Listed below are some of the select patterns supplied by Fletcher Robinson Ltd. Many of them offer a choice of style, for example 3 or 4 pronged forks. Click on any image to see a larger version.

Trifid
A delightful pattern that was popular during the period of James II.

Trifid with Cannon Knife
A very modern, Scandinavian looking pattern with roots back to the 17th Century.

Available with 3 or 4 prong forks. Appropriate knives: Cannon, Plain Pistol, Octagonal Pistol, Trifid.

Shield Top with Plain Pistol Knife
A late 17th century pattern with modern overtones, often referred to as Dog Nose in the antique pieces.

Available with 3 or 4 prong forks. Appropriate Knives: Cannon, Pistol Handles, and straight handles.

Rib-Rattail or Queen Anne with Octagonal Pistol Knife
The most classic pattern, yet easily used in a modern setting.

Available with 3 or 4 prong forks.
Appropriate knives: Plain Pistol, Octagonal Pistol, Old English, Cannon.

Rib-Rattail or Queen Anne with Plain Pistol Knife
The most classic pattern, yet easily used in a modern setting.

Available with 3 or 4 prong forks.
Appropriate knives: Plain Pistol, Octagonal Pistol, Old English, Cannon.

Early English with Plain Pistol knife
A modern version of Rib-Rattail / Queen Anne with roots in the early 18th Century. It has no rib running down the handle and has a slightly thicker handle head .

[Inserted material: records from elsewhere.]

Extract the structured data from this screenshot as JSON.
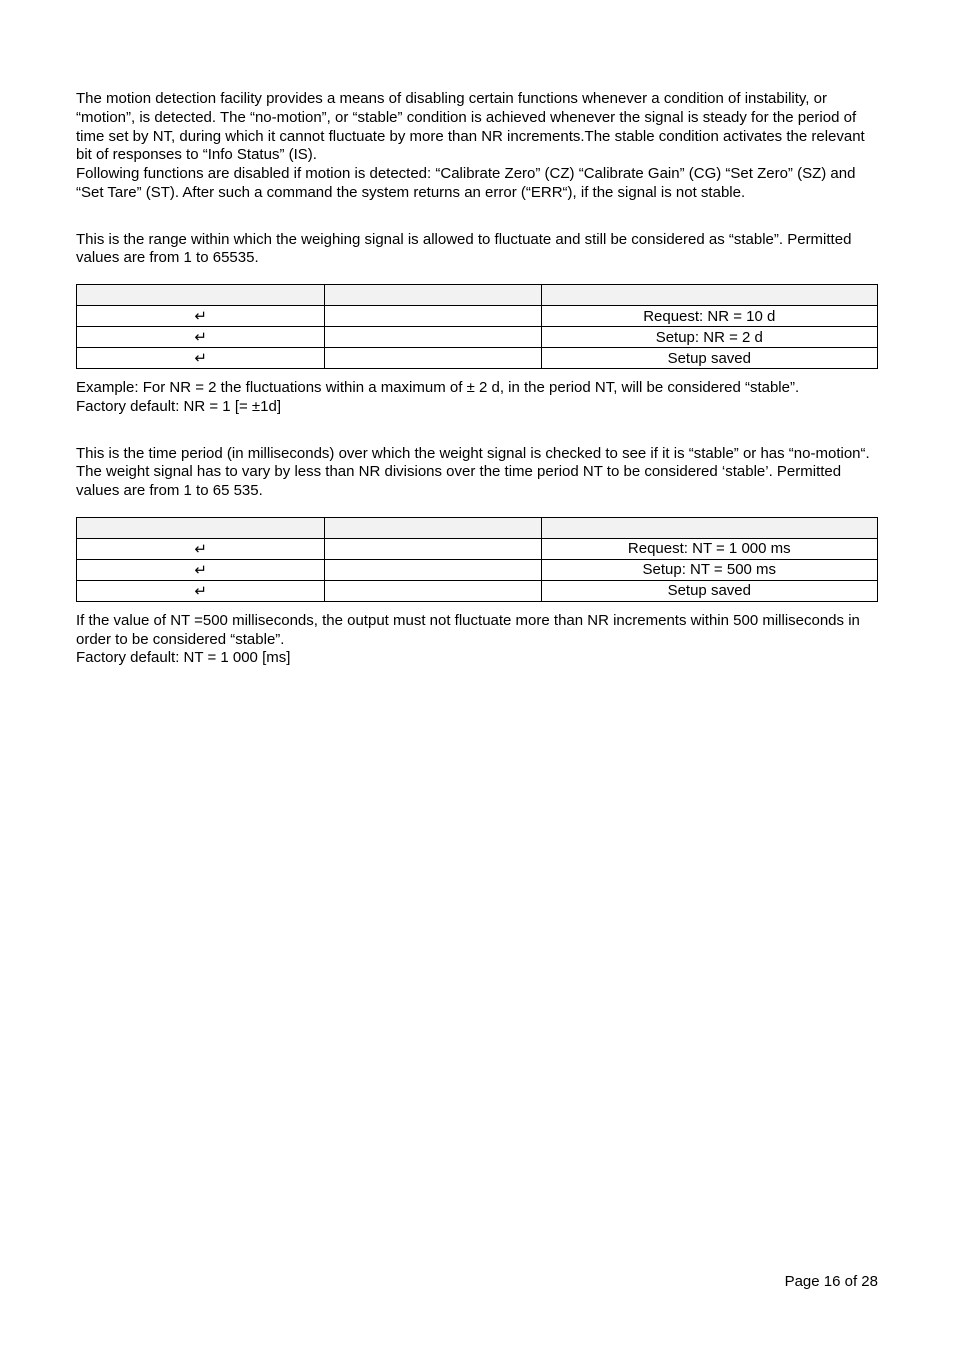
{
  "intro_p1": "The motion detection facility provides a means of disabling certain functions whenever a condition of instability, or “motion”, is detected. The “no-motion”, or “stable” condition is achieved whenever the signal is steady for the period of time set by NT, during which it cannot fluctuate by more than NR increments.The stable condition activates the relevant bit of responses to “Info Status” (IS).",
  "intro_p2": "Following functions are disabled if motion is detected: “Calibrate Zero” (CZ) “Calibrate Gain” (CG) “Set Zero” (SZ) and “Set Tare” (ST). After such a command the system returns an error (“ERR“), if the signal is not stable.",
  "nr_intro": "This is the range within which the weighing signal is allowed to fluctuate and still be considered as “stable”. Permitted values are from 1 to 65535.",
  "table_nr": {
    "rows": [
      {
        "c1_entered": "",
        "c2": "",
        "c3": ""
      },
      {
        "c1_entered": "↵",
        "c2": "",
        "c3": "Request: NR = 10 d"
      },
      {
        "c1_entered": "↵",
        "c2": "",
        "c3": "Setup: NR = 2 d"
      },
      {
        "c1_entered": "↵",
        "c2": "",
        "c3": "Setup saved"
      }
    ]
  },
  "nr_example_l1": "Example: For NR = 2  the fluctuations within a maximum of ± 2 d, in the period NT, will be considered “stable”.",
  "nr_example_l2": "Factory default: NR = 1 [= ±1d]",
  "nt_intro": "This is the time period (in milliseconds) over which the weight signal is checked to see if it is “stable” or has “no-motion“. The weight signal has to vary by less than NR divisions over the time period NT to be considered ‘stable’. Permitted values are from 1 to 65 535.",
  "table_nt": {
    "rows": [
      {
        "c1_entered": "",
        "c2": "",
        "c3": ""
      },
      {
        "c1_entered": "↵",
        "c2": "",
        "c3": "Request: NT = 1 000 ms"
      },
      {
        "c1_entered": "↵",
        "c2": "",
        "c3": "Setup: NT = 500 ms"
      },
      {
        "c1_entered": "↵",
        "c2": "",
        "c3": "Setup saved"
      }
    ]
  },
  "nt_outro_l1": "If the value of NT =500 milliseconds, the output must not fluctuate more than NR increments within 500 milliseconds in order to be considered “stable”.",
  "nt_outro_l2": "Factory default: NT = 1 000  [ms]",
  "footer": "Page 16 of 28"
}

Available with 3 or 4 prong Forks.
Appropriate Knives: Plain Pistol,
Old English, Cannon.

Early English with Octagonal Pistol knife
A modern version of Rib-Rattail / Queen Anne. It has no rib running down the handle and has a slightly thicker handle head than Rib-Rattail/Queen Anne.

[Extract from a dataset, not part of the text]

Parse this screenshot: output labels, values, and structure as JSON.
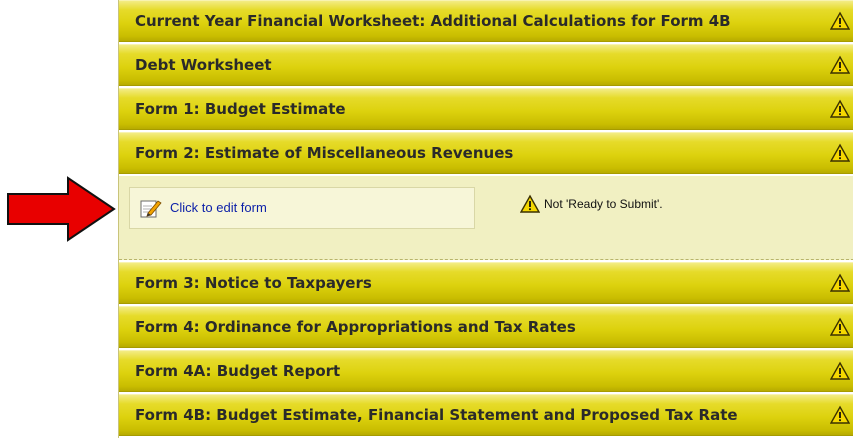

Available with 3 or 4 prong Forks.
Appropriate Knives: Plain Pistol,
Old English, Cannon.

Hollow Rib with Octagonal Pistol Knife
A pattern which accentuates the rib running down the handle of Rib-Rattail/Queen Anne.

Available with 3 or 4 prong Forks. Appropriate Knives: Plain Pistol, Octagonal Pistol, Old English, Cannon.

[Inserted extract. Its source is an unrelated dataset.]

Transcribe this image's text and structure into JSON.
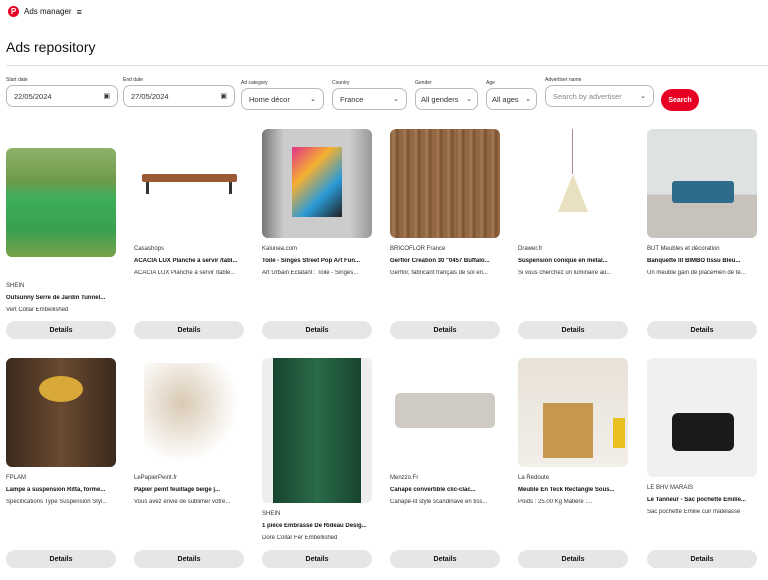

English Shell with a Straight Blade Knife
The first introduction of patterning for flatware services.

Available with 3 or 4 prong Forks. All Spoon and Fork handles can be turned up or down. Appropriate Knives: English Shell, Onslow Pistol.

English Shell with a Finger Point Blade Knife
The first introduction of patterning for flatware services.

Available with 3 or 4 prong Forks. All Spoon and Fork handles can be turned up or down. Appropriate Knives: English Shell, Onslow Pistol.

Paul de Lamerie
This pattern was created by Paul de Lamerie, a French Huguenot, who was trained as a silversmith in England in the late 17th century.

Available with 3 or 4 prong forks. Appropriate knives: Lamerie Pistol, Onslow Pistol

Onslow
This pattern developed from the fan part of the shell. It was later given a more linear appearance in the Art Deco period.

Available with 3 or 4 prong forks. Appropriate knives: Onslow Pistol, Onslow Straight, and Cannon.

Scroll
The pattern scrolls over onto the back in this version of Onslow.

Available with 3 or 4 prong forks. Appropriate knives: Onslow Pistol, Straight, Cannon.

Round English
A version of "Old English" with a well rounded appearance over its complete length. There is an emphasis on purity of line and the beauty of smooth rounded surfaces. First generally produced from 1790.

Round English with Finger Point Blade Knife
A very plain pattern which adapts easily to modern or traditional settings.

Available with 3 or 4 prong Forks. All Spoon and Fork handles can be turned up or down. Appropriate Knives: Plain Pistol, Octagonal Pistol, Old English, Cannon.

Irish Ribb
Introduced into Ireland about 1780.

English Thread with Finger Point Blade Knife
All spoon and fork handles are available turned up or turned down.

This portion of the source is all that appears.